By Jenny Lewis, 31 March 2015

Carcanet poet abroadFor every physical journey there is an accompanying internal, psychological and spiritual one and my trip to the Third Rencontre Internationale de la Poésie in Morocco this month was no exception. The fact that the festival theme this year was ‘poetry and resistance’ was the reason I had been invited. Since the publication of my book Taking Mesopotamia (Oxford Poets/ Carcanet, 2014) I have been categorized as a contemporary war poet, tackling themes of resistance and dissent. The fact that I have a growing body of poetry translated into Arabic (with the help of the Iraqi poet Adnan al-Sayegh) has also given me a passport to Arabic-speaking festivals and is a key factor in opening doors to a wider international readership. Over the eight days of the festival I and the other 22 poets from 15 countries gave 12 readings and took part in round table discussions on where the poetry of dissent is taking us in the continuing aftermath of the 2003-2011 Iraq War. My book started as a search for my lost father who fought with the South Wales Borderers in Mesopotamia-Iraq in the First World War and died when I was a few months old at the end of the Second World War. Because of this it is deeply personal to me and the fact that poems from the book shared the same forum as the work of great activists such as André Breton, Yannis Ritsos and Mahmoud Darwish – not to mention the other poets I was travelling with – gave me a sense of a validation. A core theme of the debates and round table discussions was the importance of moderation in the revolutionary discourse, reflecting Mahmoud Darwish’s assertion that ‘every beautiful poem is an act of resistance’ and Adonis’[2] belief that focusing on the artistic aspects of poetry is a more effective way of educating people than propaganda, and a better way to serve the nation than more aggressive forms of resistance.

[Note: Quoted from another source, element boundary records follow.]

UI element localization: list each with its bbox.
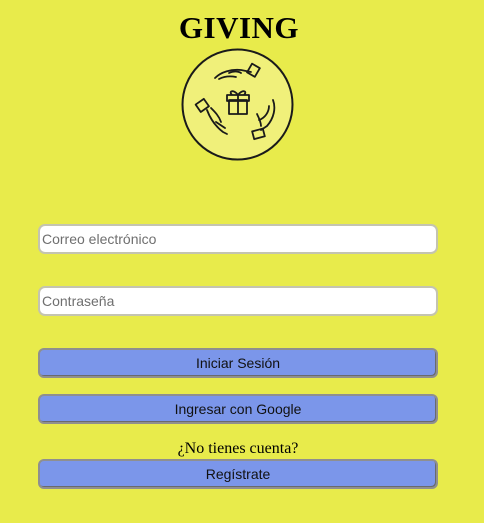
login-button[interactable]: Iniciar Sesión <box>38 348 438 378</box>
giving-hands-gift-icon <box>181 48 294 161</box>
password-field[interactable] <box>38 286 438 316</box>
no-account-text: ¿No tienes cuenta? <box>177 440 299 457</box>
logo <box>181 48 294 161</box>
email-field[interactable] <box>38 224 438 254</box>
google-login-button[interactable]: Ingresar con Google <box>38 394 438 424</box>
app-title: GIVING <box>178 10 300 45</box>
register-button[interactable]: Regístrate <box>38 459 438 489</box>
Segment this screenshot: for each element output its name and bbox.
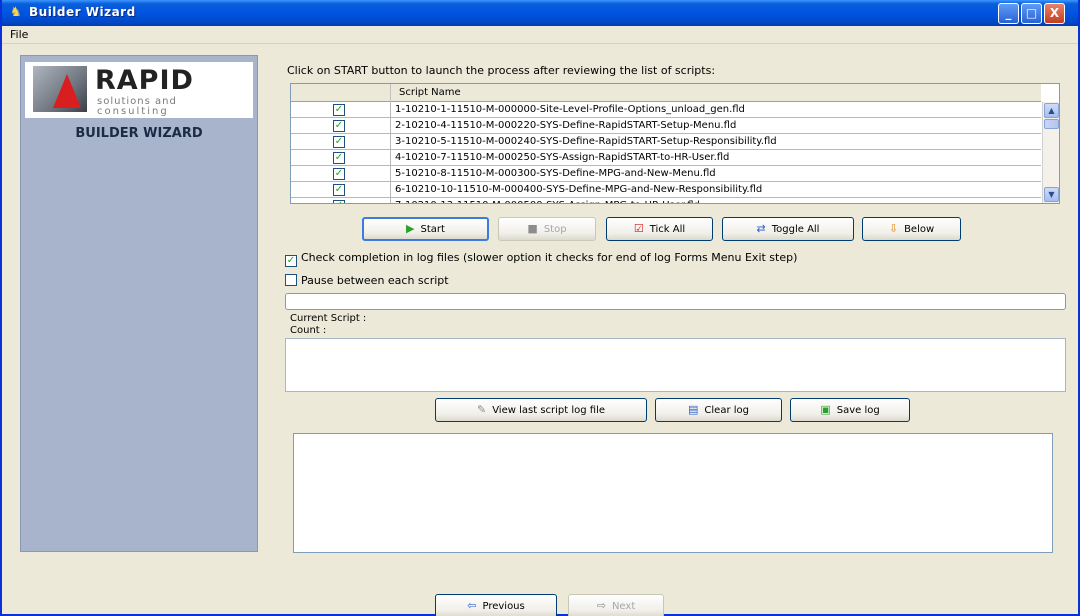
row-checkbox[interactable]: ✓ [333, 200, 345, 203]
stop-button[interactable]: ■ Stop [498, 217, 596, 241]
script-name-column-header[interactable]: Script Name [399, 87, 461, 98]
progress-bar [285, 293, 1066, 310]
tick-all-icon: ☑ [633, 222, 644, 235]
sidebar: RAPID solutions and consulting BUILDER W… [20, 55, 258, 552]
check-completion-checkbox[interactable]: ✓ [285, 255, 297, 267]
script-name-cell: 6-10210-10-11510-M-000400-SYS-Define-MPG… [395, 184, 763, 195]
script-name-cell: 3-10210-5-11510-M-000240-SYS-Define-Rapi… [395, 136, 777, 147]
toggle-icon: ⇄ [756, 222, 766, 235]
row-checkbox[interactable]: ✓ [333, 104, 345, 116]
arrow-left-icon: ⇦ [467, 599, 477, 612]
instruction-text: Click on START button to launch the proc… [287, 64, 716, 77]
clear-log-label: Clear log [704, 405, 749, 416]
maximize-button[interactable]: □ [1021, 3, 1042, 24]
row-checkbox[interactable]: ✓ [333, 120, 345, 132]
clear-log-button[interactable]: ▤ Clear log [655, 398, 782, 422]
script-name-cell: 4-10210-7-11510-M-000250-SYS-Assign-Rapi… [395, 152, 730, 163]
table-row[interactable]: ✓ 4-10210-7-11510-M-000250-SYS-Assign-Rap… [291, 150, 1041, 166]
next-button[interactable]: ⇨ Next [568, 594, 664, 616]
view-last-log-button[interactable]: ✎ View last script log file [435, 398, 647, 422]
table-vertical-scrollbar[interactable]: ▲ ▼ [1042, 102, 1059, 203]
play-icon: ▶ [406, 222, 415, 235]
pause-between-option[interactable]: Pause between each script [285, 274, 449, 287]
check-completion-label: Check completion in log files (slower op… [301, 251, 798, 264]
status-output-area[interactable] [285, 338, 1066, 392]
checkbox-column-header[interactable] [291, 84, 391, 102]
current-script-label: Current Script : [290, 313, 367, 324]
table-row[interactable]: ✓ 1-10210-1-11510-M-000000-Site-Level-Pro… [291, 102, 1041, 118]
log-output-area[interactable] [293, 433, 1053, 553]
save-icon: ▣ [820, 403, 831, 416]
row-checkbox[interactable]: ✓ [333, 152, 345, 164]
start-label: Start [420, 224, 445, 235]
menu-bar: File [2, 26, 1078, 44]
table-row[interactable]: ✓ 5-10210-8-11510-M-000300-SYS-Define-MPG… [291, 166, 1041, 182]
start-button[interactable]: ▶ Start [362, 217, 489, 241]
table-body: ✓ 1-10210-1-11510-M-000000-Site-Level-Pro… [291, 102, 1041, 203]
menu-file[interactable]: File [10, 28, 28, 41]
checkbox-cell: ✓ [291, 150, 391, 166]
arrow-right-icon: ⇨ [596, 599, 606, 612]
table-row[interactable]: ✓ 6-10210-10-11510-M-000400-SYS-Define-MP… [291, 182, 1041, 198]
pause-between-label: Pause between each script [301, 274, 449, 287]
below-button[interactable]: ⇩ Below [862, 217, 961, 241]
window-title: Builder Wizard [29, 5, 136, 19]
toggle-all-label: Toggle All [771, 224, 820, 235]
script-name-cell: 5-10210-8-11510-M-000300-SYS-Define-MPG-… [395, 168, 716, 179]
script-name-cell: 7-10210-13-11510-M-000500-SYS-Assign-MPG… [395, 200, 700, 203]
save-log-label: Save log [836, 405, 880, 416]
below-label: Below [904, 224, 935, 235]
toggle-all-button[interactable]: ⇄ Toggle All [722, 217, 854, 241]
previous-label: Previous [482, 601, 525, 612]
checkbox-cell: ✓ [291, 134, 391, 150]
table-header: Script Name [291, 84, 1041, 102]
checkbox-cell: ✓ [291, 198, 391, 203]
table-row[interactable]: ✓ 2-10210-4-11510-M-000220-SYS-Define-Rap… [291, 118, 1041, 134]
row-checkbox[interactable]: ✓ [333, 168, 345, 180]
scripts-table[interactable]: Script Name ✓ 1-10210-1-11510-M-000000-Si… [290, 83, 1060, 204]
script-name-cell: 1-10210-1-11510-M-000000-Site-Level-Prof… [395, 104, 745, 115]
table-row[interactable]: ✓ 3-10210-5-11510-M-000240-SYS-Define-Rap… [291, 134, 1041, 150]
tick-all-label: Tick All [649, 224, 686, 235]
previous-button[interactable]: ⇦ Previous [435, 594, 557, 616]
row-checkbox[interactable]: ✓ [333, 136, 345, 148]
view-log-icon: ✎ [476, 403, 487, 416]
title-bar[interactable]: ♞ Builder Wizard _ □ X [2, 0, 1078, 26]
checkbox-cell: ✓ [291, 182, 391, 198]
checkbox-cell: ✓ [291, 102, 391, 118]
save-log-button[interactable]: ▣ Save log [790, 398, 910, 422]
logo-text: RAPID [95, 65, 194, 96]
close-button[interactable]: X [1044, 3, 1065, 24]
logo-subtext-2: consulting [97, 106, 169, 117]
logo-mark-icon [33, 66, 87, 112]
checkbox-cell: ✓ [291, 118, 391, 134]
count-label: Count : [290, 325, 327, 336]
next-label: Next [611, 601, 636, 612]
minimize-button[interactable]: _ [998, 3, 1019, 24]
sidebar-title: BUILDER WIZARD [75, 126, 203, 141]
tick-all-button[interactable]: ☑ Tick All [606, 217, 713, 241]
stop-icon: ■ [527, 222, 538, 235]
script-name-cell: 2-10210-4-11510-M-000220-SYS-Define-Rapi… [395, 120, 737, 131]
stop-label: Stop [543, 224, 567, 235]
scroll-thumb[interactable] [1044, 119, 1059, 129]
company-logo: RAPID solutions and consulting [25, 62, 253, 118]
view-last-log-label: View last script log file [492, 405, 606, 416]
row-checkbox[interactable]: ✓ [333, 184, 345, 196]
clear-icon: ▤ [688, 403, 699, 416]
scroll-up-icon[interactable]: ▲ [1044, 103, 1059, 118]
arrow-down-icon: ⇩ [888, 222, 899, 235]
pause-between-checkbox[interactable] [285, 274, 297, 286]
builder-wizard-window: ♞ Builder Wizard _ □ X File RAPID soluti… [0, 0, 1080, 616]
table-row[interactable]: ✓ 7-10210-13-11510-M-000500-SYS-Assign-MP… [291, 198, 1041, 203]
app-icon: ♞ [10, 5, 22, 20]
scroll-down-icon[interactable]: ▼ [1044, 187, 1059, 202]
check-completion-option[interactable]: ✓ Check completion in log files (slower o… [285, 251, 797, 267]
checkbox-cell: ✓ [291, 166, 391, 182]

At the discussion on ‘poetry and dissent’ at the Regional Commission for Human Rights in Guelmim (a town near the desert) we heard a Hassanist woman poet read an anonymous traditional love poem. In this strict Berber sect which is loyal to the king and old customs, it is still forbidden for women to write about men in terms of love or sexual relationship. Afterwards I spoke about how vital it is that the voices of women and children are heard in the multicultural space created by war. Stressing the importance of using empathy rather than extremist rhetoric to try to affect change, I read my poem ‘August 2006, Hamid’


Basra, ancient city of parks smelling of flowers
and spices, renowned place of coffee-houses,
mosques and the intricate facades of buildings
of old Ashur: everywhere water mirrors sky –
kingfishers and bee-eaters dart in the shadows
of date palms. Sinbad’s city is now populated
by children[4], all the young men dead in the wars.
Hamid, beautiful child, rises at dawn to collect
scrap metal, building a new life from Pepsi cans:
he says – peace is the greatest treasure we could ask for.

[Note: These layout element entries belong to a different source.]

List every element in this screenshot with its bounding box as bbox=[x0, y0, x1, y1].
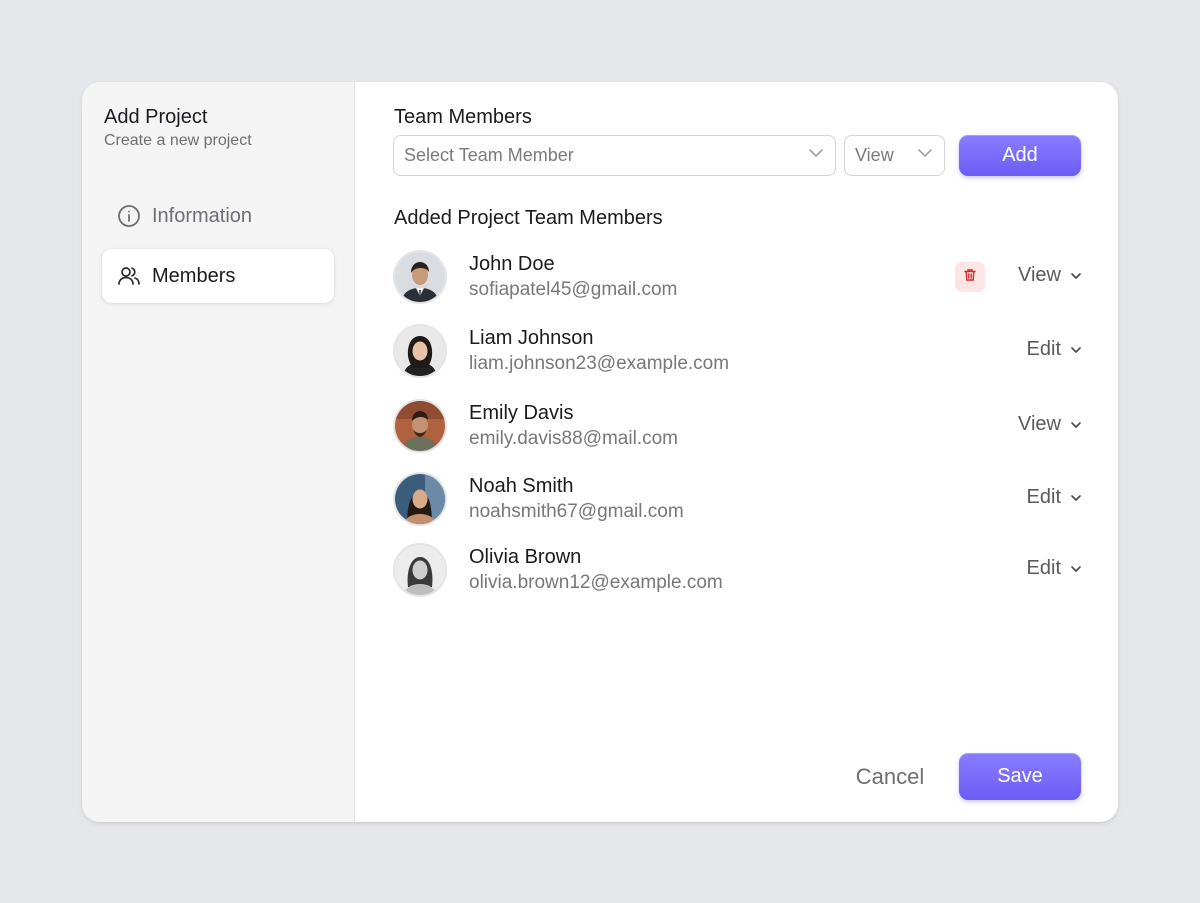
main-panel: Team Members Select Team Member View Add… bbox=[355, 82, 1118, 822]
list-item: John Doe sofiapatel45@gmail.com View bbox=[393, 250, 1083, 306]
avatar bbox=[393, 250, 447, 304]
list-item: Liam Johnson liam.johnson23@example.com … bbox=[393, 324, 1083, 380]
member-role-dropdown[interactable]: Edit bbox=[1027, 486, 1083, 509]
team-members-heading: Team Members bbox=[394, 106, 532, 128]
permission-select[interactable]: View bbox=[844, 135, 945, 176]
added-members-heading: Added Project Team Members bbox=[394, 207, 663, 229]
chevron-down-icon bbox=[1069, 562, 1083, 576]
add-member-button[interactable]: Add bbox=[959, 135, 1081, 176]
member-name: John Doe bbox=[469, 253, 555, 275]
dialog-title: Add Project bbox=[104, 106, 208, 128]
member-role-value: View bbox=[1018, 413, 1061, 435]
sidebar-item-members[interactable]: Members bbox=[102, 249, 334, 303]
cancel-button[interactable]: Cancel bbox=[840, 754, 940, 800]
dialog-subtitle: Create a new project bbox=[104, 132, 252, 149]
member-name: Noah Smith bbox=[469, 475, 574, 497]
list-item: Noah Smith noahsmith67@gmail.com Edit bbox=[393, 472, 1083, 528]
team-member-select[interactable]: Select Team Member bbox=[393, 135, 836, 176]
avatar bbox=[393, 324, 447, 378]
chevron-down-icon bbox=[1069, 343, 1083, 357]
add-project-dialog: Add Project Create a new project Informa… bbox=[82, 82, 1118, 822]
member-role-dropdown[interactable]: Edit bbox=[1027, 557, 1083, 580]
member-email: sofiapatel45@gmail.com bbox=[469, 279, 678, 300]
member-email: olivia.brown12@example.com bbox=[469, 572, 723, 593]
member-role-value: Edit bbox=[1026, 486, 1061, 508]
member-role-dropdown[interactable]: Edit bbox=[1027, 338, 1083, 361]
member-name: Emily Davis bbox=[469, 402, 574, 424]
member-role-dropdown[interactable]: View bbox=[1018, 413, 1083, 436]
member-email: liam.johnson23@example.com bbox=[469, 353, 730, 374]
member-name: Olivia Brown bbox=[469, 546, 582, 568]
member-email: emily.davis88@mail.com bbox=[469, 428, 678, 449]
trash-icon bbox=[963, 268, 977, 287]
chevron-down-icon bbox=[1069, 269, 1083, 283]
list-item: Olivia Brown olivia.brown12@example.com … bbox=[393, 543, 1083, 599]
avatar bbox=[393, 399, 447, 453]
member-role-value: View bbox=[1018, 264, 1061, 286]
member-name: Liam Johnson bbox=[469, 327, 594, 349]
chevron-down-icon bbox=[807, 144, 825, 167]
save-button[interactable]: Save bbox=[959, 753, 1081, 800]
permission-select-value: View bbox=[855, 145, 894, 165]
avatar bbox=[393, 472, 447, 526]
member-role-value: Edit bbox=[1026, 338, 1061, 360]
sidebar-item-label: Information bbox=[152, 204, 253, 227]
chevron-down-icon bbox=[916, 144, 934, 167]
member-role-value: Edit bbox=[1026, 557, 1061, 579]
sidebar: Add Project Create a new project Informa… bbox=[82, 82, 355, 822]
chevron-down-icon bbox=[1069, 491, 1083, 505]
sidebar-item-label: Members bbox=[152, 264, 236, 287]
team-member-select-placeholder: Select Team Member bbox=[404, 145, 574, 165]
info-icon bbox=[116, 203, 142, 229]
delete-member-button[interactable] bbox=[955, 262, 985, 292]
chevron-down-icon bbox=[1069, 418, 1083, 432]
member-role-dropdown[interactable]: View bbox=[1018, 264, 1083, 287]
member-email: noahsmith67@gmail.com bbox=[469, 501, 684, 522]
sidebar-item-information[interactable]: Information bbox=[102, 189, 334, 243]
list-item: Emily Davis emily.davis88@mail.com View bbox=[393, 399, 1083, 455]
users-icon bbox=[116, 263, 142, 289]
avatar bbox=[393, 543, 447, 597]
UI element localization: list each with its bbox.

Later at the Guelmim Cultural Centre I read ‘Mother’, a poem inspired by the discovery that on January 11 1917, when my father’s leg was shattered by a bullet at Kut al-Amara and led to his being invalided out of the war, his friend, Captain Evans, was killed. This poem is in the imagined voice of Captain Evans’ mother.

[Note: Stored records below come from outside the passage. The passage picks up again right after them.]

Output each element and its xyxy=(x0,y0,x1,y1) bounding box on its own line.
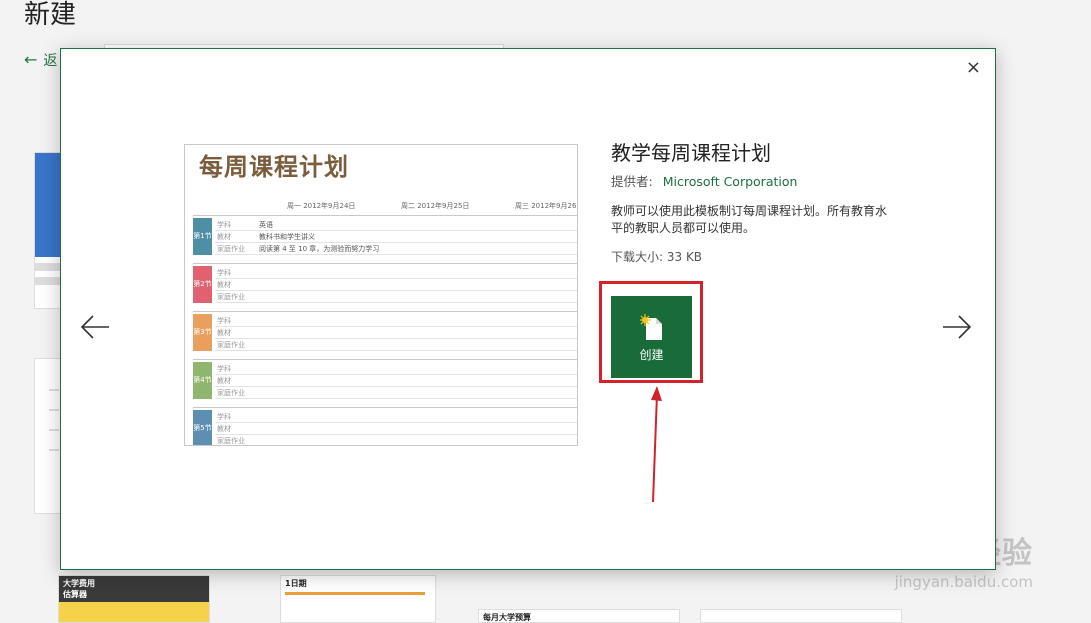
period-line-label: 教材 xyxy=(217,425,231,433)
period-divider xyxy=(215,422,577,423)
highlight-box xyxy=(599,281,703,383)
period-line-label: 家庭作业 xyxy=(217,341,245,349)
period-block: 第4节 学科教材家庭作业 xyxy=(193,359,577,407)
period-divider xyxy=(215,434,577,435)
download-size: 下载大小: 33 KB xyxy=(611,250,703,264)
period-divider xyxy=(215,386,577,387)
bottom-template-card[interactable]: 大学费用 估算器 xyxy=(58,575,210,623)
close-icon[interactable]: × xyxy=(966,57,981,78)
back-link[interactable]: ← 返 xyxy=(24,50,57,70)
arrow-right-icon[interactable] xyxy=(941,311,977,351)
bg-template-card[interactable] xyxy=(34,358,62,514)
period-divider xyxy=(215,398,577,399)
card-label: 大学费用 估算器 xyxy=(63,579,95,599)
period-line-value: 英语 xyxy=(259,221,273,229)
period-line-label: 家庭作业 xyxy=(217,389,245,397)
provider-label: 提供者: xyxy=(611,174,653,189)
period-divider xyxy=(215,254,577,255)
period-line-label: 学科 xyxy=(217,269,231,277)
period-block: 第2节 学科教材家庭作业 xyxy=(193,263,577,311)
period-divider xyxy=(215,338,577,339)
back-label: 返 xyxy=(43,53,58,69)
period-line-label: 教材 xyxy=(217,329,231,337)
period-divider xyxy=(215,374,577,375)
period-divider xyxy=(215,326,577,327)
period-divider xyxy=(215,290,577,291)
period-line-label: 教材 xyxy=(217,281,231,289)
bottom-template-card[interactable]: 1日期 xyxy=(280,575,436,623)
preview-title: 每周课程计划 xyxy=(199,153,349,181)
period-divider xyxy=(215,350,577,351)
period-tag: 第2节 xyxy=(193,266,212,303)
template-preview: 每周课程计划 周一 2012年9月24日 周二 2012年9月25日 周三 20… xyxy=(184,144,578,446)
preview-periods: 第1节 学科 英语 教材 教科书和学生讲义 家庭作业 阅读第 4 至 10 章，为测验而努力… xyxy=(193,215,577,445)
period-block: 第1节 学科 英语教材 教科书和学生讲义家庭作业 阅读第 4 至 10 章，为测验而努力… xyxy=(193,215,577,263)
template-description: 教师可以使用此模板制订每周课程计划。所有教育水平的教职人员都可以使用。 xyxy=(611,204,888,235)
period-block: 第3节 学科教材家庭作业 xyxy=(193,311,577,359)
period-tag: 第4节 xyxy=(193,362,212,399)
period-line-label: 家庭作业 xyxy=(217,245,245,253)
period-line-label: 教材 xyxy=(217,377,231,385)
period-line-label: 学科 xyxy=(217,365,231,373)
bg-template-card[interactable] xyxy=(34,152,62,309)
period-divider xyxy=(215,278,577,279)
preview-days: 周一 2012年9月24日 周二 2012年9月25日 周三 2012年9月26… xyxy=(185,201,577,215)
bottom-template-card[interactable]: 每月大学预算 xyxy=(478,609,680,623)
bottom-template-card[interactable] xyxy=(700,609,902,623)
template-dialog: × 每周课程计划 周一 2012年9月24日 周二 2012年9月25日 周三 … xyxy=(60,48,996,570)
page-title: 新建 xyxy=(24,0,77,30)
provider-row: 提供者: Microsoft Corporation xyxy=(611,171,797,190)
period-line-value: 阅读第 4 至 10 章，为测验而努力学习 xyxy=(259,245,380,253)
day-header: 周一 2012年9月24日 xyxy=(287,202,356,210)
back-arrow-icon: ← xyxy=(24,50,38,69)
period-divider xyxy=(215,242,577,243)
arrow-left-icon[interactable] xyxy=(79,311,115,351)
period-line-label: 学科 xyxy=(217,317,231,325)
period-line: 家庭作业 xyxy=(217,436,259,445)
template-title: 教学每周课程计划 xyxy=(611,141,771,165)
period-line-label: 家庭作业 xyxy=(217,293,245,301)
period-divider xyxy=(215,302,577,303)
period-line-label: 学科 xyxy=(217,413,231,421)
watermark-url: jingyan.baidu.com xyxy=(894,573,1033,591)
period-line-label: 学科 xyxy=(217,221,231,229)
period-line-label: 教材 xyxy=(217,233,231,241)
day-header: 周三 2012年9月26日 xyxy=(515,202,578,210)
period-divider xyxy=(215,230,577,231)
card-label: 1日期 xyxy=(285,579,307,588)
day-header: 周二 2012年9月25日 xyxy=(401,202,470,210)
card-label: 每月大学预算 xyxy=(483,613,531,622)
annotation-arrow-icon xyxy=(651,386,662,503)
period-tag: 第3节 xyxy=(193,314,212,351)
provider-name: Microsoft Corporation xyxy=(662,174,798,189)
period-line-label: 家庭作业 xyxy=(217,437,245,445)
period-tag: 第5节 xyxy=(193,410,212,445)
period-tag: 第1节 xyxy=(193,218,212,255)
period-line-value: 教科书和学生讲义 xyxy=(259,233,315,241)
period-block: 第5节 学科教材家庭作业 xyxy=(193,407,577,445)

Childbirth was like being excavated:
my belly rose on whalebone wings,
pain soared about me like a bloodied angel:

then you were born

I saw you with my own eyes
I held you day and night:
you lay in my arms, a glowing pupa.

At Kut-al-Amara you were back-lit,
the moon pointed you out against the ridge –
when Turkish gunners stopped your spade

you fell slowly, shedding iridescence

each night in dreams I fail to catch you –
your bones the fragile quills of rescued fledglings
you placed by the stove for warmth

 Both poems are from Taking Mesopotamia (Oxford Poets/ Carcanet 2014) www.carcanetpress/takingmesopotamia

[1] Mahmoud Dawish, Palestinian poet, 1941-2008
[2] Ali Ahmad Said Esber, also known by the pen name Adonis or Adunis, is a Syrian poet, essayist and translator. He has written more than twenty books and volumes of poetry in the Arabic language as well as translated several works from French.
[3] From an account in the Observer, 2009).